As you can see our new physical disk does not show up.  It will show up after we create a physical volume.
pvcreate /dev/sdb1 - creates the physical volume.
 Writing physical volume data to disk "/dev/sdb1"
  Physical volume "/dev/sdb1" successfully created
pvscan - will now show our new physical volume
 PV /dev/sda2   VG vg_redhat62     lvm2 [69.51 GiB / 0    free]
  PV /dev/sdb1                      lvm2 [320.00 GiB]
  Total: 2 [389.51 GiB] / in use: 1 [69.51 GiB] / in no VG: 1 [320.00 GiB]

STEP #4 - Create the Volume Group
 vgcreate vg_data /dev/sdb1 - This creates the Volume Group.  give it a name and point it to your physical disk.
  Volume group "vg_data" successfully created
You can run either vgscan or vgdisplay to see your new Volume Group.

STEP #5 - Create a Logical Volume
lvcreate -l 100%FREE -n lg_data vg_data - This creates the Logical Volume.
  Logical volume "lg_data" created
The "-l 100%FREE" mean to use 100% of available space and "-n" is for naming.  So I called the new Logical Volume "lg_data" and pointed it to my new Volume Group "vg_data".

To check on the new Logical Volume run either lvscan or lvdisplay.
lvscan
  ACTIVE            '/dev/vg_data/lg_data' [320.00 GiB] inherit
  ACTIVE            '/dev/vg_redhat62/lv_root' [33.14 GiB] inherit
  ACTIVE            '/dev/vg_redhat62/lv_home' [28.67 GiB] inherit
  ACTIVE            '/dev/vg_redhat62/lv_swap' [7.70 GiB] inherit

STEP #6 - Format the new Logical Volume
 mkfs.ext4 -m 0 /dev/vg_data/lg_data - File type is ext4 the "-m 0" don't reserve disk space for superuser.
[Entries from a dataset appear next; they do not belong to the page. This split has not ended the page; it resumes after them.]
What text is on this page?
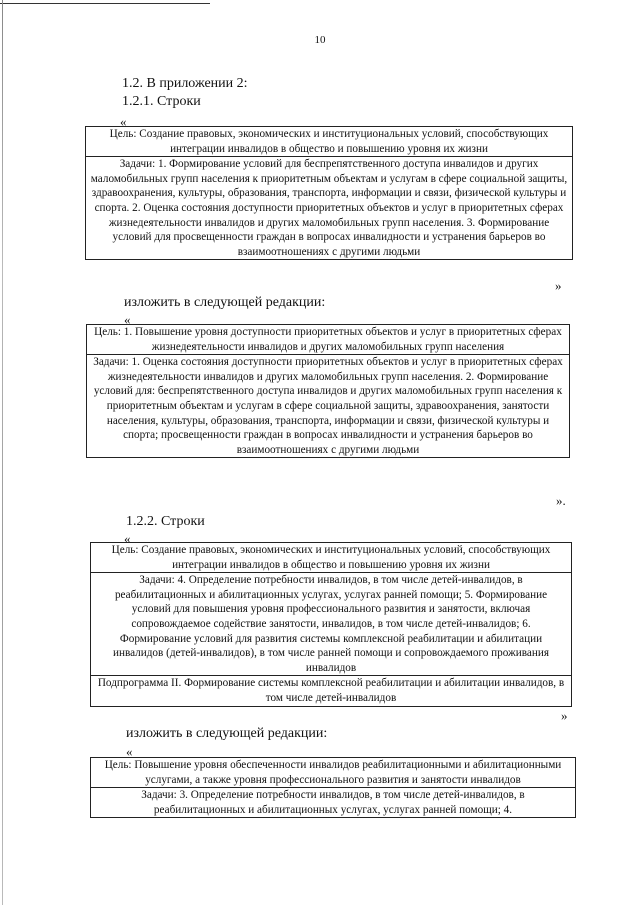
10
1.2. В приложении 2:
1.2.1. Строки
«
Цель: Создание правовых, экономических и институциональных условий, способствующих интеграции инвалидов в общество и повышению уровня их жизни
Задачи: 1. Формирование условий для беспрепятственного доступа инвалидов и других маломобильных групп населения к приоритетным объектам и услугам в сфере социальной защиты, здравоохранения, культуры, образования, транспорта, информации и связи, физической культуры и спорта. 2. Оценка состояния доступности приоритетных объектов и услуг в приоритетных сферах жизнедеятельности инвалидов и других маломобильных групп населения. 3. Формирование условий для просвещенности граждан в вопросах инвалидности и устранения барьеров во взаимоотношениях с другими людьми
»
изложить в следующей редакции:
«
Цель: 1. Повышение уровня доступности приоритетных объектов и услуг в приоритетных сферах жизнедеятельности инвалидов и других маломобильных групп населения
Задачи: 1. Оценка состояния доступности приоритетных объектов и услуг в приоритетных сферах жизнедеятельности инвалидов и других маломобильных групп населения. 2. Формирование условий для: беспрепятственного доступа инвалидов и других маломобильных групп населения к приоритетным объектам и услугам в сфере социальной защиты, здравоохранения, занятости населения, культуры, образования, транспорта, информации и связи, физической культуры и спорта; просвещенности граждан в вопросах инвалидности и устранения барьеров во взаимоотношениях с другими людьми
».
1.2.2. Строки
«
Цель: Создание правовых, экономических и институциональных условий, способствующих интеграции инвалидов в общество и повышению уровня их жизни
Задачи: 4. Определение потребности инвалидов, в том числе детей-инвалидов, в реабилитационных и абилитационных услугах, услугах ранней помощи; 5. Формирование условий для повышения уровня профессионального развития и занятости, включая сопровождаемое содействие занятости, инвалидов, в том числе детей-инвалидов; 6. Формирование условий для развития системы комплексной реабилитации и абилитации инвалидов (детей-инвалидов), в том числе ранней помощи и сопровождаемого проживания инвалидов
Подпрограмма II. Формирование системы комплексной реабилитации и абилитации инвалидов, в том числе детей-инвалидов
»
изложить в следующей редакции:
«
Цель: Повышение уровня обеспеченности инвалидов реабилитационными и абилитационными услугами, а также уровня профессионального развития и занятости инвалидов
Задачи: 3. Определение потребности инвалидов, в том числе детей-инвалидов, в реабилитационных и абилитационных услугах, услугах ранней помощи; 4.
It save 5%
mke2fs 1.41.12 (17-May-2010)
Filesystem label=
OS type: Linux
Block size=4096 (log=2)
Fragment size=4096 (log=2)
Stride=0 blocks, Stripe width=0 blocks
20971520 inodes, 83885056 blocks
0 blocks (0.00%) reserved for the super user
First data block=0
Maximum filesystem blocks=4294967296
2560 block groups
32768 blocks per group, 32768 fragments per group
8192 inodes per group
Superblock backups stored on blocks:
        32768, 98304, 163840, 229376, 294912, 819200, 884736, 1605632, 2654208,
        4096000, 7962624, 11239424, 20480000, 23887872, 71663616, 78675968

Writing inode tables: done
Creating journal (32768 blocks): done
Writing superblocks and filesystem accounting information: done

This filesystem will be automatically checked every 32 mounts or
180 days, whichever comes first.  Use tune2fs -c or -i to override.
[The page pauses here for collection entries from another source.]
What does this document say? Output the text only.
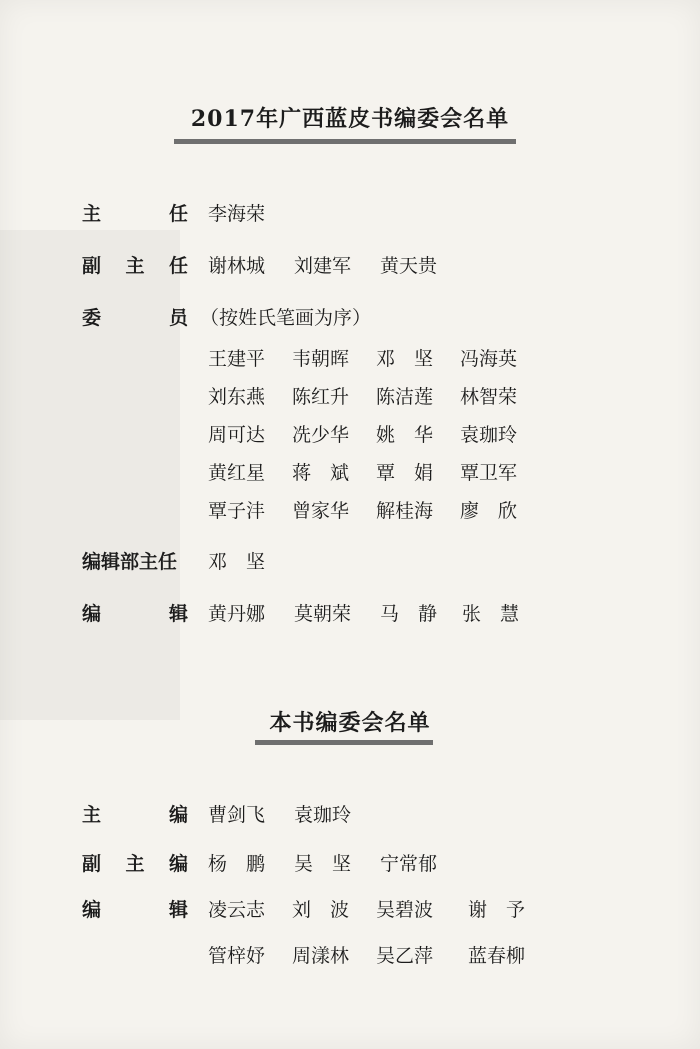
2017年广西蓝皮书编委会名单
主	任 李海荣
副 主 任 谢林城	刘建军	黄天贵
委	员 （按姓氏笔画为序）
王建平	韦朝晖	邓　坚	冯海英
刘东燕	陈红升	陈洁莲	林智荣
周可达	冼少华	姚　华	袁珈玲
黄红星	蒋　斌	覃　娟	覃卫军
覃子沣	曾家华	解桂海	廖　欣
编辑部主任	邓　坚
编	辑 黄丹娜	莫朝荣	马　静	张　慧
本书编委会名单
主	编 曹剑飞	袁珈玲
副 主 编 杨　鹏	吴　坚	宁常郁
编	辑 凌云志	刘　波	吴碧波	谢　予
管梓妤	周漾林	吴乙萍	蓝春柳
STEP #7 - Mount the Logical Volume
Create a directory that you want to mount the volume to.
mkdir data
mount /dev/vg_data/lg_data /data

These steps created a physical disk, a physical volume, a Volume group, a Logical volume, formatted the volume and mounted it.
 df -h
Filesystem            Size  Used Avail Use% Mounted on
/dev/mapper/vg_redhat62-lv_root
                       33G  2.5G   29G   9% /
tmpfs                 2.8G  272K  2.8G   1% /dev/shm
/dev/sda1             485M   53M  407M  12% /boot
/dev/mapper/vg_redhat62-lv_home
                       29G  174M   27G   1% /home
/dev/mapper/vg_data-lg_data
                      315G  195M  299G   1% /data

As you can see are new LVM is listed last and is mounted.